In other words, the cost of a false positive—“detecting” a pattern that wasn’t—was minimal, whereas the cost of a false negative—failing to detect a pattern that was there—was high. Shermer claims that this evolutionary pressure creates a tendency toward superstitions. I’ve seen it in action.

Given a system on the verge of failure, administrators in operations have to proceed through observation, analysis, hypothesis, and action very quickly. If that action appears to resolve the issue, it becomes part of the lore, possibly even part of a documented knowledge base. Who says it was the right action, though? What if it’s just a coincidence?

I once found a practice in the operations group for one of my early commerce applications that was no better than witchcraft. I happened to be in an administrator’s cubicle when her pager went off. On seeing the message, she immediately logged into the production server and started a database failover. Curious, and more than a little alarmed, I asked what was going on. She told me that this one message showed that a database server was about to fail, so they had to fail over to the other node and restart the primary database. When I looked at the actual message, I got cold shivers. It said, “Data channel lifetime limit reached. Reset required.”

Naturally, I recognized that message, having written it myself. The thing was, it had nothing at all to do with the database. It was a debug message (see ​Debug Logs in Production​) informing me that an encrypted channel to an outside vendor had been up and running long enough that the encryption key would soon be vulnerable to discovery, just because of the amount of encrypted data that the channel served. It happened about once a week.

Part of the problem was the wording of the message. “Reset required” doesn’t say who has to do the reset. If you looked at the code, it was clear that the application itself reset the channel right after emitting that message—but the consumers of the message didn’t have the code. Also, it was a debug message that I had left enabled so I could get an idea of how often it happened at normal volumes. I just forgot to ever turn it off.

I traced the origin of this myth back about six months to a system failure that happened shortly after launch. That “Reset required” message was the last thing logged before the database went down. There was no causal connection, but there was a temporal connection. (There was no advance warning about the database crash—it required a patch from the vendor, which we had applied shortly after the outage.) That temporal connection, combined with an ambiguous, obscurely worded message, led the administrators to perform weekly database failovers during peak hours for six months.

Final Notes on Logging

Messages should include an identifier that can be used to trace the steps of a transaction. This might be a user’s ID, a session ID, a transaction ID, or even an arbitrary number assigned when the request comes in. When it’s time to read ten thousand lines of a log file (after an outage, for example), having a string to grep will save tons of time.

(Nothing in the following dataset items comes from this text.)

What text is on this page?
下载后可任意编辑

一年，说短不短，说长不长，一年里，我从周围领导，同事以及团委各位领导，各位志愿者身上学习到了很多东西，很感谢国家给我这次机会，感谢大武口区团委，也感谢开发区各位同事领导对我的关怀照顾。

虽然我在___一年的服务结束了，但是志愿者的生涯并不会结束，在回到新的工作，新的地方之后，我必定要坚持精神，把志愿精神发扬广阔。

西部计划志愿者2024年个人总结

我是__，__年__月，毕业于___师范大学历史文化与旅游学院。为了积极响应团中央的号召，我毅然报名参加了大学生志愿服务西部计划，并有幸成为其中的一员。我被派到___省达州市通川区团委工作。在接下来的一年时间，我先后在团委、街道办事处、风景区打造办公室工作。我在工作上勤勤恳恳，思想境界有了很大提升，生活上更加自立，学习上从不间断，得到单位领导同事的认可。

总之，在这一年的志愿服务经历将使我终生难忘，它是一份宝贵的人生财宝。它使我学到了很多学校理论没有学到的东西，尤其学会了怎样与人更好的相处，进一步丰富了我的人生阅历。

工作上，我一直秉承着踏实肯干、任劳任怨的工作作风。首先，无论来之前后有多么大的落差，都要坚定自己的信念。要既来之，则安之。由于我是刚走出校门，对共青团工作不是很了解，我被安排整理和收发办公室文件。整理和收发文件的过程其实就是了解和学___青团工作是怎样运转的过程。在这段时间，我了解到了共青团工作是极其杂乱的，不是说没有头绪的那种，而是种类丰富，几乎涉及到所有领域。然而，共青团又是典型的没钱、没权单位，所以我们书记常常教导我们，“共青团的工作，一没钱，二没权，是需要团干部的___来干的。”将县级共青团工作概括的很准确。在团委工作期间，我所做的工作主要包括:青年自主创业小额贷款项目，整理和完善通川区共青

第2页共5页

Interesting state transitions should be logged, even if you plan to use SNMP traps or JMX notifications to inform monitoring about them. Logging the state transitions takes a few seconds of additional coding, but it leaves options open downstream. Besides, the record of state transitions will be important during postmortem investigations.

Instance Metrics

The instance itself won’t be able to tell much about overall system health, but it should emit metrics that can be collected, analyzed, and visualized centrally. This may be as simple as periodically spitting a line of stats into a log file. The stronger your log-scraping tools are, the more attractive this option will be. Within a large organization, this is probably the best choice.

An ever-growing number of systems have outsourced their metrics collection to companies like New Relic and Datadog. In these cases, providers supply plugins to run with different applications and runtime environments. They’ll have one for Python apps, one for Ruby apps, one for Oracle, one for Microsoft SQL Server, and so on. Small teams can get going much faster by using one of these services. That way you don’t have to devote time to the care and feeding of metrics infrastructure—which can be substantial. Some developers from Netflix have quipped that Netflix is a monitoring system that streams movies as a side effect.

Health Checks

Metrics can be hard to interpret. It takes some time to learn what “normal” looks like in the metrics. For quicker, easier summary information we can create a health check as part of the instance itself. A health check is just a page or API call that reveals the application’s internal view of its own health. It returns data for other systems to read (although that may just be nicely attributed HTML).

Health checks should be more than just “yup, it’s running.” It should report at least the following:

• The host IP address or addresses

• The version number of the runtime or interpreter (Ruby, Python, JVM, .Net, Go, and so on)

• The application version or commit ID

• Whether the instance is accepting work

• The status of connection pools, caches, and circuit breakers

The health check is an important part of traffic management, which we’ll examine further in Chapter 9, ​Interconnect​. Clients of the instance shouldn’t look at the health check directly; they should be using a load balancer to reach the service. The load balancer can use the health check to tell if a machine has crashed, but it can also use the health check for the “go live” transition, too. When the health check on a new instance goes from failing to passing, it means the app is done with its startup.